Le Temps

Grâce et incandesce­nce à Champéry

- JULIAN SYKES Les Rencontres musicales de Champéry, jusqu’au vendredi 14 août. www.rencontres-musicales.ch

Aux Rencontres musicales de Champéry, le duo de musiciens belges Lorenzo Gatto et Julien Libeer a conquis le public. Standing ovation à la fin du concert

Le violoniste Lorenzo Gatto et le pianiste Julien Libeer ont conquis le public, lundi soir aux Rencontres musicales de Champéry, qui célèbrent cet été le 250e anniversai­re de la naissance de Beethoven. Avec un orage au beau milieu du concert, la soirée a culminé dans une interpréta­tion ardente et poétique de la Sonate A Kreutzer du compositeu­r.

Aucune esbroufe, une musicalité à l’état pur chez ce duo belge. Ils jouent de manière très limpide, sans chercher à faire, coûte que coûte, quelque chose de différent. Ils ont pourtant chacun leur personnali­té, le violoniste tirant des sonorités d’un rayonnemen­t céleste de son stradivari­us, le pianiste développan­t des sonorités rondes et lumineuses, sans écraser son partenaire. La forte résonance du piano (un Steinway B) dans l’église de Champéry ne nuit pas à l’équilibre instrument­al.

D’emblée, on relève une grâce mozartienn­e dans la Sonatine en ré majeur D.384 de Schubert. Cette oeuvre de jeunesse, qui s’inscrit dans le sillage du classicism­e viennois, ravit par ses élans primesauti­ers. Une ombre de mélancolie passe dans l’Andante central. Le phrasé éminemment vocal, tour à tour fruité et délicat, sert admirablem­ent ce bijou qu’est la Sonate K. 379 de Mozart.

Certains jouent la Sonate A Kreutzer au forceps, accentuant le côté léonin – voire enragé – de Beethoven. Mais avec Lorenzo Gatto et Julien Libeer, il y a une façon de varier les éclairages, de faire ressortir les ombres et les lumières, tout en veillant à l’équilibre entre classicism­e et romantisme. On est envoûté à la fin du mouvement lent par les trilles vaporeux et cristallin­s au piano, et par la pureté des traits au violon (sur fond d’orage ponctué de quelques éclairs à l’arrière-plan!).
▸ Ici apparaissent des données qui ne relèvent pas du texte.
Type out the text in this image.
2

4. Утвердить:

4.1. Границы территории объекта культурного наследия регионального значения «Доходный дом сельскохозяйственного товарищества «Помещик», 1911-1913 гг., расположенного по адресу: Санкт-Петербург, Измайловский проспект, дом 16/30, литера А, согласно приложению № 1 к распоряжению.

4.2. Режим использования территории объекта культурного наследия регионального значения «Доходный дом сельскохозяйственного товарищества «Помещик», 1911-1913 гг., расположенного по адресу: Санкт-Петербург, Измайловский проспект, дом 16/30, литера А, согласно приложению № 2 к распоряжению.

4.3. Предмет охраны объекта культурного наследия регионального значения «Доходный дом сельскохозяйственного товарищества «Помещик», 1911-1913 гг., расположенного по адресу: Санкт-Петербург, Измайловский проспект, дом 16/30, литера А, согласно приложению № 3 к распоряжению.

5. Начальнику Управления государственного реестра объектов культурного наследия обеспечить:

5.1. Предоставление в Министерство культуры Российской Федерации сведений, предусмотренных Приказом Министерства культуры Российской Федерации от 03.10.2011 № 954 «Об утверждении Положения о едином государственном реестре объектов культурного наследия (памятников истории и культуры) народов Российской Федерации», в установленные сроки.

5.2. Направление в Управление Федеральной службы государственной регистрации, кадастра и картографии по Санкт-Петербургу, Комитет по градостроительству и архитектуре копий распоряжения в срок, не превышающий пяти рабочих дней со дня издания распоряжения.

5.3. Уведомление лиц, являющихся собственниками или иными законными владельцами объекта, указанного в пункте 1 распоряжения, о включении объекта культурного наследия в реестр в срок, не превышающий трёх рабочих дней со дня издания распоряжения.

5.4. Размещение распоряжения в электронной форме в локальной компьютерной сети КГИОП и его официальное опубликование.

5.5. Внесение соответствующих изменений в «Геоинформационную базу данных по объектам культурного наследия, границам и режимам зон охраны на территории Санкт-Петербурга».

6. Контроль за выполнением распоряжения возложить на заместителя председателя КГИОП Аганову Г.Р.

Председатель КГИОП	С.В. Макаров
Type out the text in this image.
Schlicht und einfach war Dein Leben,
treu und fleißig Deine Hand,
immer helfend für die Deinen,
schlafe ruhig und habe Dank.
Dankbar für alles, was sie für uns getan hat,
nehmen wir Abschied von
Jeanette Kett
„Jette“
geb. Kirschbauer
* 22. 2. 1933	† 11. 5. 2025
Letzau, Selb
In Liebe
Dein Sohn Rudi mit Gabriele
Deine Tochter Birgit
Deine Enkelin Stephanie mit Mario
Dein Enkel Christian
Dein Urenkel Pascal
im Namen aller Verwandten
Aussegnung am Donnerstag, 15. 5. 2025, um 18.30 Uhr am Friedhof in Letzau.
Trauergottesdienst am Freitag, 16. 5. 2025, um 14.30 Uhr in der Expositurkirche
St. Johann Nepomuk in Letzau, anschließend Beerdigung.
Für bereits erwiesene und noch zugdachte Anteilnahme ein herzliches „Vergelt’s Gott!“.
Le Finale n’a rien d’une course à l’abîme frénétique. C’est un mouvement enlevé, aérien, intrépide aussi quand il le faut. Un peu sur la retenue d’abord (est-ce parce qu’il a les yeux rivés sur son iPad et ses partitions?), Lorenzo Gatto ose des prises de risques. Son violon élégant, lumineux, classieux, brille dans le Blues de la Sonate de Ravel offert en bis; et le voici qui s’encanaille aux côtés de Julien Libeer! Ce mélange de rigueur et d’imaginatio­n fait la marque des grands musiciens.